I was discussing decision making with a friend recently. We both agreed that some decisions produce rotten results. If only, if only began ringing in my mind.
We make decisions using several different techniques:
- The Ben Franklin technique–draw a line down the middle of a page with Pros on one side of the line and Cons on the other.
- Value decision making–listing the things that we most value as a way to choose.
- Another aid in choosing: The aspiration technique written about by Agnes Callard, a philosophy professor at University of Chicago in her book Aspiration: The Agency of Becoming. She suggests that we make choices based on who we desire to become. We leave the old behind to create and discover a new self.

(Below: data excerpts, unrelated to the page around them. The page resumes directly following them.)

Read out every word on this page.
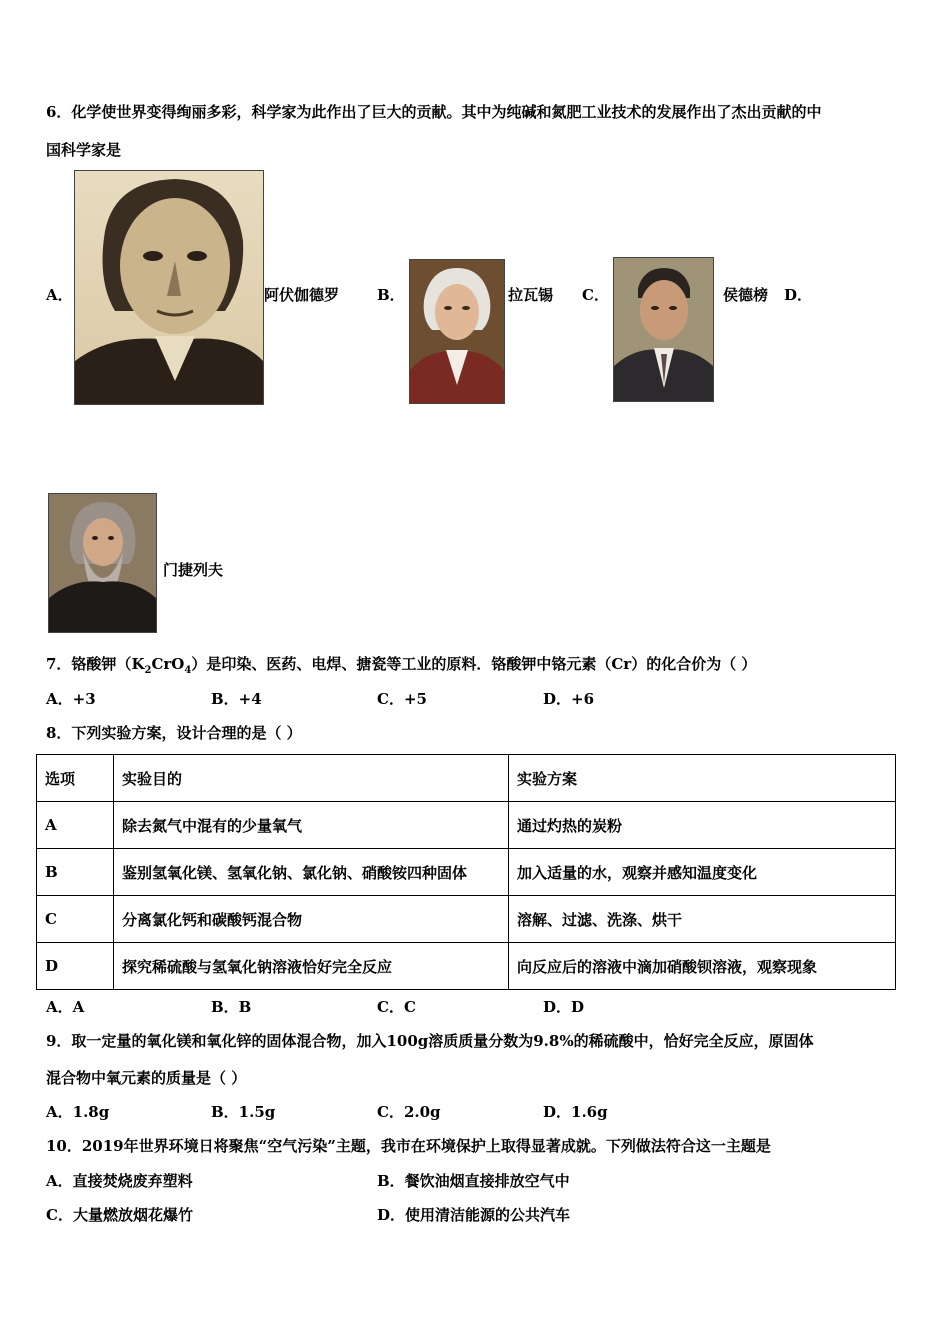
6．化学使世界变得绚丽多彩，科学家为此作出了巨大的贡献。其中为纯碱和氮肥工业技术的发展作出了杰出贡献的中
国科学家是
A．	阿伏伽德罗	B．	拉瓦锡 C．	侯德榜 D．
门捷列夫
7．铬酸钾$(K_2CrO_4)$是印染、医药、电焊、搪瓷等工业的原料．铬酸钾中铬元素（Cr）的化合价为（ ）
A．+3	B．+4	C．+5	D．+6
8．下列实验方案，设计合理的是（ ）
选项	实验目的	实验方案
A	除去氮气中混有的少量氧气	通过灼热的炭粉
B	鉴别氢氧化镁、氢氧化钠、氯化钠、硝酸铵四种固体	加入适量的水，观察并感知温度变化
C	分离氯化钙和碳酸钙混合物	溶解、过滤、洗涤、烘干
D	探究稀硫酸与氢氧化钠溶液恰好完全反应	向反应后的溶液中滴加硝酸钡溶液，观察现象
A．A	B．B	C．C	D．D
9．取一定量的氧化镁和氧化锌的固体混合物，加入100g溶质质量分数为9.8%的稀硫酸中，恰好完全反应，原固体
混合物中氧元素的质量是（ ）
A．1.8g	B．1.5g	C．2.0g	D．1.6g
10．2019年世界环境日将聚焦“空气污染”主题，我市在环境保护上取得显著成就。下列做法符合这一主题是
A．直接焚烧废弃塑料	B．餐饮油烟直接排放空气中
C．大量燃放烟花爆竹	D．使用清洁能源的公共汽车
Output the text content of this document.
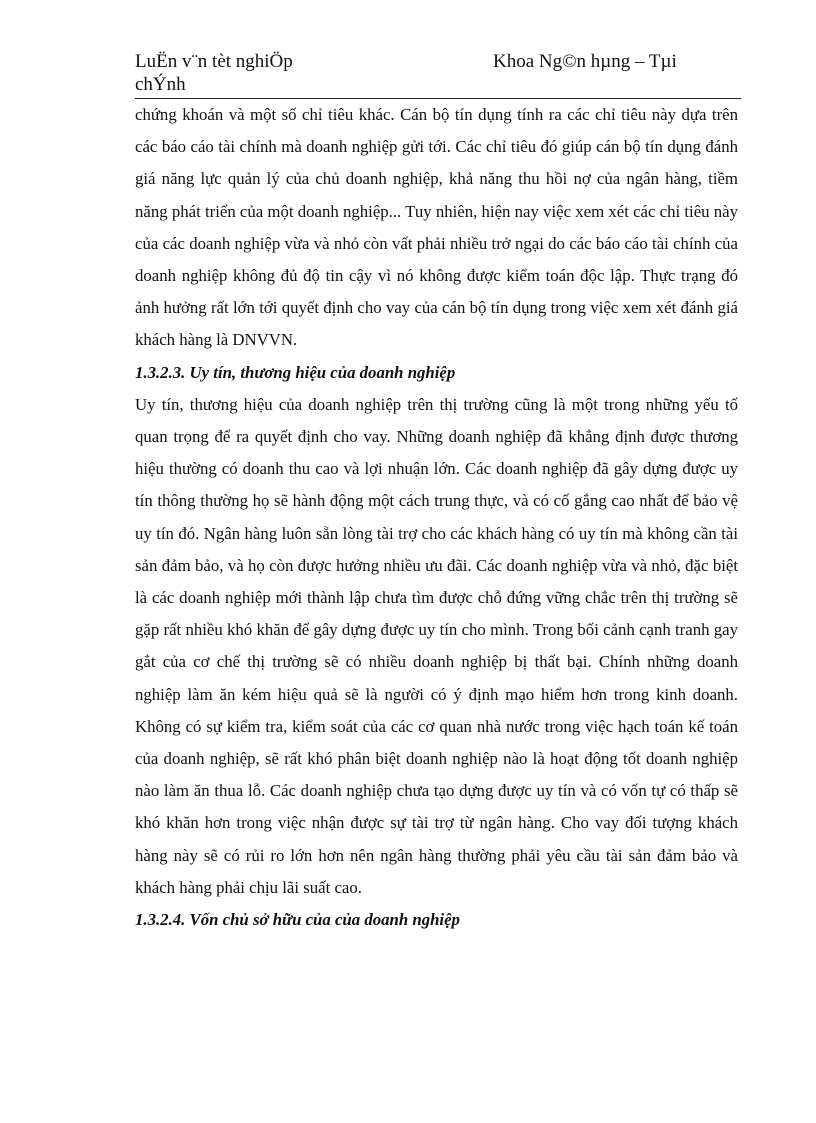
LuËn v¨n tèt nghiÖp
chÝnh
Khoa Ng©n hµng – Tµi

chứng khoán và một số chỉ tiêu khác. Cán bộ tín dụng tính ra các chỉ tiêu này dựa trên các báo cáo tài chính mà doanh nghiệp gửi tới. Các chỉ tiêu đó giúp cán bộ tín dụng đánh giá năng lực quản lý của chủ doanh nghiệp, khả năng thu hồi nợ của ngân hàng, tiềm năng phát triển của một doanh nghiệp... Tuy nhiên, hiện nay việc xem xét các chỉ tiêu này của các doanh nghiệp vừa và nhỏ còn vất phải nhiều trở ngại do các báo cáo tài chính của doanh nghiệp không đủ độ tin cậy vì nó không được kiểm toán độc lập. Thực trạng đó ảnh hưởng rất lớn tới quyết định cho vay của cán bộ tín dụng trong việc xem xét đánh giá khách hàng là DNVVN.

1.3.2.3. Uy tín, thương hiệu của doanh nghiệp

Uy tín, thương hiệu của doanh nghiệp trên thị trường cũng là một trong những yếu tố quan trọng để ra quyết định cho vay. Những doanh nghiệp đã khẳng định được thương hiệu thường có doanh thu cao và lợi nhuận lớn. Các doanh nghiệp đã gây dựng được uy tín thông thường họ sẽ hành động một cách trung thực, và có cố gắng cao nhất để bảo vệ uy tín đó. Ngân hàng luôn sẵn lòng tài trợ cho các khách hàng có uy tín mà không cần tài sản đảm bảo, và họ còn được hưởng nhiều ưu đãi. Các doanh nghiệp vừa và nhỏ, đặc biệt là các doanh nghiệp mới thành lập chưa tìm được chỗ đứng vững chắc trên thị trường sẽ gặp rất nhiều khó khăn để gây dựng được uy tín cho mình. Trong bối cảnh cạnh tranh gay gắt của cơ chế thị trường sẽ có nhiều doanh nghiệp bị thất bại. Chính những doanh nghiệp làm ăn kém hiệu quả sẽ là người có ý định mạo hiểm hơn trong kinh doanh. Không có sự kiểm tra, kiểm soát của các cơ quan nhà nước trong việc hạch toán kế toán của doanh nghiệp, sẽ rất khó phân biệt doanh nghiệp nào là hoạt động tốt doanh nghiệp nào làm ăn thua lỗ. Các doanh nghiệp chưa tạo dựng được uy tín và có vốn tự có thấp sẽ khó khăn hơn trong việc nhận được sự tài trợ từ ngân hàng. Cho vay đối tượng khách hàng này sẽ có rủi ro lớn hơn nên ngân hàng thường phải yêu cầu tài sản đảm bảo và khách hàng phải chịu lãi suất cao.

1.3.2.4. Vốn chủ sở hữu của của doanh nghiệp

Unfortunately I often fail to use any of these techniques. I make decisions impulsively. This unwise technique has caused my mind to be bombarded with “if onlys” as harshly as the furies pursued Orestes.
Regret is an intemperate and self-indulgent imposition that empties our spirit, similar to digging holes in the desert. I am powerless over the mistakes I have made therefore I have asked God to remove those regrets from my mind so I can discover a new self. I aspire to be kinder to myself.